Первым шагом был поход к факультетской секретарше Ирочке, у которой я, с ощущением неизбежности, попросила свои документы.
— И зачем они тебе? — спросил этот нежный цветок, который уже лет восемь сидел в деканате и видел всяческие истории.
— В артистки пойду! — гордо сказала я (дура дурой).
— Ну вот что. Документы я тебе дам, но никому об этом не скажу. Если передумаешь, через неделю принесешь обратно.
Видимо, она ко мне хорошо относилась. Спасибо ей большое.
Да. Так вот, взяв в руки пакет, поскакала я сдавать эти документы в Институт театра, музыки и кинематографии им. Черкасова, что на Моховой. И сдала.
И первое испытание, которое мне предстояло, было испытание басней.
Несколько дней я жила в том, наверное, состоянии, в котором порядочные люди всходят на костер. Это когда уже не страшно, а из всех мыслей остается одна: «Была не была!!!» Причем именно так, с тремя восклицательными знаками.
В день экзамена две мои подружульки поперлись со мной. Болеть под дверью. Как ни странно, я до сих пор помню басню, которую тогда читала. Правда, не исключено, что с купюрами.
Ни автора, ни откуда я ее взяла — не знаю.

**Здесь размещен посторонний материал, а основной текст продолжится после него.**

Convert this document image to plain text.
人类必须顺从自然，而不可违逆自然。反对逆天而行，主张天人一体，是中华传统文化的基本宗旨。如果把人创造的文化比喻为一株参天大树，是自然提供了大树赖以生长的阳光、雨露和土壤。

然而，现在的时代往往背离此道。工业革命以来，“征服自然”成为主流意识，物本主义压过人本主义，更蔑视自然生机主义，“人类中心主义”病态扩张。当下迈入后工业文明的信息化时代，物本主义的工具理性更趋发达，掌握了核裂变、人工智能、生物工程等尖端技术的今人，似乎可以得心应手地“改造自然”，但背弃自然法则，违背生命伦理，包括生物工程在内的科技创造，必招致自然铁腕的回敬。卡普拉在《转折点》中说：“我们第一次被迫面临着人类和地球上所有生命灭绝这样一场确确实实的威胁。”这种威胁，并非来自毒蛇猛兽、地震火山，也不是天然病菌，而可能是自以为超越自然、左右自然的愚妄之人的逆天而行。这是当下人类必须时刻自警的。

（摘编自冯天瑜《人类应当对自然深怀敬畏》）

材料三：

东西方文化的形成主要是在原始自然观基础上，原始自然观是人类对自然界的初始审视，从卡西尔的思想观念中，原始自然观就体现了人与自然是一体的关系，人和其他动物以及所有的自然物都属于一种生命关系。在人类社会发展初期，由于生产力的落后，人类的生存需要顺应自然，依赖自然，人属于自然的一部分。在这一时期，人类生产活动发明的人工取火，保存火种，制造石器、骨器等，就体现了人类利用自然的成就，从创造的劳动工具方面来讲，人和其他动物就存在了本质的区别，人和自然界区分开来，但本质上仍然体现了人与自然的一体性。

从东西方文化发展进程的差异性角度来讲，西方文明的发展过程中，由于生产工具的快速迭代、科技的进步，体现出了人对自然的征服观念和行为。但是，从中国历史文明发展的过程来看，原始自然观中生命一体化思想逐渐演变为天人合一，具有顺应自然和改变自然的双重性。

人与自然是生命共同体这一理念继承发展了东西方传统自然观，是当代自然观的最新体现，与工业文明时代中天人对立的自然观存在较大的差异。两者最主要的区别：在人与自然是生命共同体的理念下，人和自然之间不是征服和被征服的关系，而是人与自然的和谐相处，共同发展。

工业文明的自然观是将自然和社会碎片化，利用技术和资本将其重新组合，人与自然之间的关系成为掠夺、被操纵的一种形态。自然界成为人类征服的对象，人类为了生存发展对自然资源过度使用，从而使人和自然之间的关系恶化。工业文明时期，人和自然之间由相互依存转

Привожу текст.
Пик часы в лесном районе,
И трамвай летит, трезвоня.
Мест свободных нет в вагоне —
Все забито до дверей.
Львы, медведи и бараны.
Хряк — директор ресторана.
Волк с женою-обезьяной
И полно других зверей.
Вот и остановка.
Входит лань, одетая по моде.
Кенгуру, с ребенком вроде.
Тигр со старою лисой.
Издавая винный запах
И едва держась на лапах,
Вспоминая маму с папой,
К нам в трамвай залез косой.
И без всякого старанья
Он к себе привлек вниманье.
Все звериное собранье
Обернулось вмиг сюда.
Перемятая спецовка,
Из ушей торчит морковка,
На ушах — татуировка.
В общем, заяц — хоть куда.
Заяц взялся за работу —
С места он прогнал енота.
Тигр испуган до икоты,
Хряку сдвинул пятачок.
И, почесывая в ухе,
Приставал к лисе — старухе.
«Мол, пойдем ко мне, рыжуха!
Посидим, попьем чаек!»
Не стерпел волчина видный.
К зайцу подошел солидно
И сказал: «Как вам не стыдно!
Убирайтесь живо вон!»
Заяц ухмыльнулся пьяно,
Заяц так на волка глянул…
Волк с своею обезьяной
Перешел в другой вагон.
Дел наделал заяц много.
Мишку он послал. В берлогу.
Льва за кисточку потрогал —
Лев, меж тем, смотрел в окно
С небывалым интересом,
Будто лев не видел леса.
Будто старый лев-профессор
Не бывал в лесу давно.
Только, подустав как будто,
Через две иль три минуты,
Лапой пригрозив кому-то,
Заяц вывалился вон.
Как вздохнули тут соседи,
Лисы, волки и медведи.
И спокойно дальше едет
Переполненный вагон.
Читала я эту басню весело, бодро, с огоньком, потому что на спор. Нахальство выбора заключалось еще и в том, что год был 1987-й. И читать следовало Крылова. На крайний случай — Эзопа. Если честно, мне было все равно, пройду я этот тур или не пройду. Поэтому, прочитав сие произведение, я веселым Бэтменом вылетела из аудитории, не озаботившись поговорить с людями, которые меня слушали. То есть — влетела, на хорошей скорости отбомбилась и вылетела. Буквально рейд «Ночных ведьм». А вылетела, чтобы не выслушивать, как мне будут рассказывать, что у меня технический склад ума, и что творческого начала во мне они не нашли.